Favorite Quote:  "I suppose we might be old-fashioned, but I don't think love is. Who doesn't need it? We all of us need it, especially those who say they don't. It's like oil in the crankcase, we can't run without it."

The story of Arthur Truluv is a story about loneliness and about friendship that can be found in the unlikeliest of places and about the family we create. For that, it is a sweet, sentimental, and heart warming story.

Arthur Moses (no, his name is not really Truluv) is a widower. His life consists primarily of visiting the graveyard and having lunch by his wife's side daily. Maddy is a teenager with her own sorrows. She lost her mother, and her father has not recovered from that grief enough to be there for his daughter as she needs him. Lucille is Arthur's irascible neighbor; she too is alone, and she too dreams of more.

Arthur and Lucille are quirky and older, a character type that has featured in many books recently. However, this book is not really about the quirks or even the old part. It is about how this unlikely trio bands together. In that, the book also gets at the friendship and the bond that can exist between generations. Arthur is in his eighties, and Maddy is seventeen. Yet, both share that feeling of being alone and abandoned, and both respond to that in the other.

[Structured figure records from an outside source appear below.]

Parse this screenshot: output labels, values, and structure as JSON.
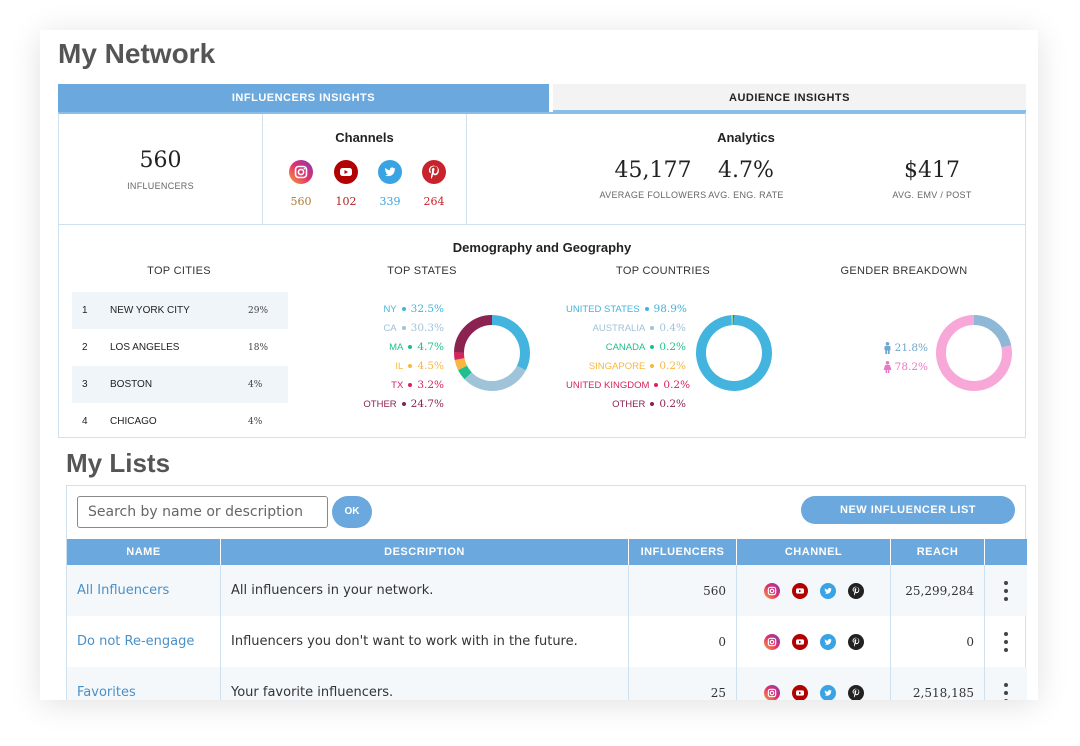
{
  "page_title": "My Network",
  "tabs": [
    {
      "label": "INFLUENCERS INSIGHTS",
      "active": true
    },
    {
      "label": "AUDIENCE INSIGHTS",
      "active": false
    }
  ],
  "summary": {
    "influencers_count": "560",
    "influencers_label": "INFLUENCERS",
    "channels_title": "Channels",
    "channels": [
      {
        "icon": "instagram-icon",
        "count": "560",
        "color": "#b07a3a"
      },
      {
        "icon": "youtube-icon",
        "count": "102",
        "color": "#b22222"
      },
      {
        "icon": "twitter-icon",
        "count": "339",
        "color": "#3aa3e3"
      },
      {
        "icon": "pinterest-icon",
        "count": "264",
        "color": "#c8232c"
      }
    ],
    "analytics_title": "Analytics",
    "analytics": [
      {
        "value": "45,177",
        "label": "AVERAGE FOLLOWERS"
      },
      {
        "value": "4.7%",
        "label": "AVG. ENG. RATE"
      },
      {
        "value": "$417",
        "label": "AVG. EMV / POST"
      }
    ]
  },
  "demography": {
    "title": "Demography and Geography",
    "top_cities": {
      "title": "TOP CITIES",
      "rows": [
        {
          "rank": "1",
          "name": "NEW YORK CITY",
          "pct": "29%"
        },
        {
          "rank": "2",
          "name": "LOS ANGELES",
          "pct": "18%"
        },
        {
          "rank": "3",
          "name": "BOSTON",
          "pct": "4%"
        },
        {
          "rank": "4",
          "name": "CHICAGO",
          "pct": "4%"
        }
      ]
    },
    "top_states": {
      "title": "TOP STATES",
      "items": [
        {
          "name": "NY",
          "value": "32.5%",
          "share": 32.5,
          "color": "#42b4dd"
        },
        {
          "name": "CA",
          "value": "30.3%",
          "share": 30.3,
          "color": "#9fc3d8"
        },
        {
          "name": "MA",
          "value": "4.7%",
          "share": 4.7,
          "color": "#1fbf8f"
        },
        {
          "name": "IL",
          "value": "4.5%",
          "share": 4.5,
          "color": "#f5b942"
        },
        {
          "name": "TX",
          "value": "3.2%",
          "share": 3.2,
          "color": "#d6245f"
        },
        {
          "name": "OTHER",
          "value": "24.7%",
          "share": 24.7,
          "color": "#8b2250"
        }
      ]
    },
    "top_countries": {
      "title": "TOP COUNTRIES",
      "items": [
        {
          "name": "UNITED STATES",
          "value": "98.9%",
          "share": 98.9,
          "color": "#42b4dd"
        },
        {
          "name": "AUSTRALIA",
          "value": "0.4%",
          "share": 0.4,
          "color": "#9fc3d8"
        },
        {
          "name": "CANADA",
          "value": "0.2%",
          "share": 0.2,
          "color": "#1fbf8f"
        },
        {
          "name": "SINGAPORE",
          "value": "0.2%",
          "share": 0.2,
          "color": "#f5b942"
        },
        {
          "name": "UNITED KINGDOM",
          "value": "0.2%",
          "share": 0.2,
          "color": "#d6245f"
        },
        {
          "name": "OTHER",
          "value": "0.2%",
          "share": 0.2,
          "color": "#8b2250"
        }
      ]
    },
    "gender": {
      "title": "GENDER BREAKDOWN",
      "items": [
        {
          "icon": "male-icon",
          "value": "21.8%",
          "share": 21.8,
          "color": "#8fb8d6"
        },
        {
          "icon": "female-icon",
          "value": "78.2%",
          "share": 78.2,
          "color": "#f7a8d8"
        }
      ]
    }
  },
  "lists": {
    "title": "My Lists",
    "search_placeholder": "Search by name or description",
    "ok_label": "OK",
    "new_list_label": "NEW INFLUENCER LIST",
    "columns": [
      "NAME",
      "DESCRIPTION",
      "INFLUENCERS",
      "CHANNEL",
      "REACH",
      ""
    ],
    "rows": [
      {
        "name": "All Influencers",
        "description": "All influencers in your network.",
        "influencers": "560",
        "reach": "25,299,284"
      },
      {
        "name": "Do not Re-engage",
        "description": "Influencers you don't want to work with in the future.",
        "influencers": "0",
        "reach": "0"
      },
      {
        "name": "Favorites",
        "description": "Your favorite influencers.",
        "influencers": "25",
        "reach": "2,518,185"
      }
    ]
  },
  "colors": {
    "accent": "#6aa8dd",
    "instagram": "#c13584",
    "youtube": "#b30000",
    "twitter": "#3aa3e3",
    "pinterest": "#c8232c"
  }
}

Mind you, suspend your disbelief and check any analytical tendencies before reading this book. The plot itself is a contrived set of circumstances. Arthur and Maddy meet by chance at the cemetery. Arthur manages to pierce Maddy's shell where either other adults have not tried or tried and failed. Maddy gives Arthur the very corny nickname of Truluv, and he likes it. Lucille's entire story of love found and lost is a far reach and stands apart from the rest of the plot. The fact that Maddy's father is not really part of the story given the circumstances seems unlikely. The situation in which Maddy finds herself feels designed to make a point. The sorrow at home, the bullying at school, and the self-serving boyfriend all create more and more burdens for this young woman, and then all of a sudden, things turn around. The neat, packaged ending to this book can be seen coming, and, of course, there is the obligatory cat.

The characters also embody a "character." Arthur is the lonely, kind, and wise old man. Maddy is the scared but oh-I-got-this teenager looking for security and love. Lucille is the cantankerous old biddy with a heart of gold. The characters neither evolve nor really change in the book. They remain as I envision and behave in ways I expect.

Interestingly, most of this does not matter. The book is not really about the specific plot line or even the development of the characters. It is about the emotion. The book captures loneliness and loss as well as the joy that comes forth in caring and being cared for. It is that feeling which draws me in and keeps me reading, and even the neat, packaged ending leaves me hoping that things will work out for all the characters. Perfect for when I need a sweet, feel good story.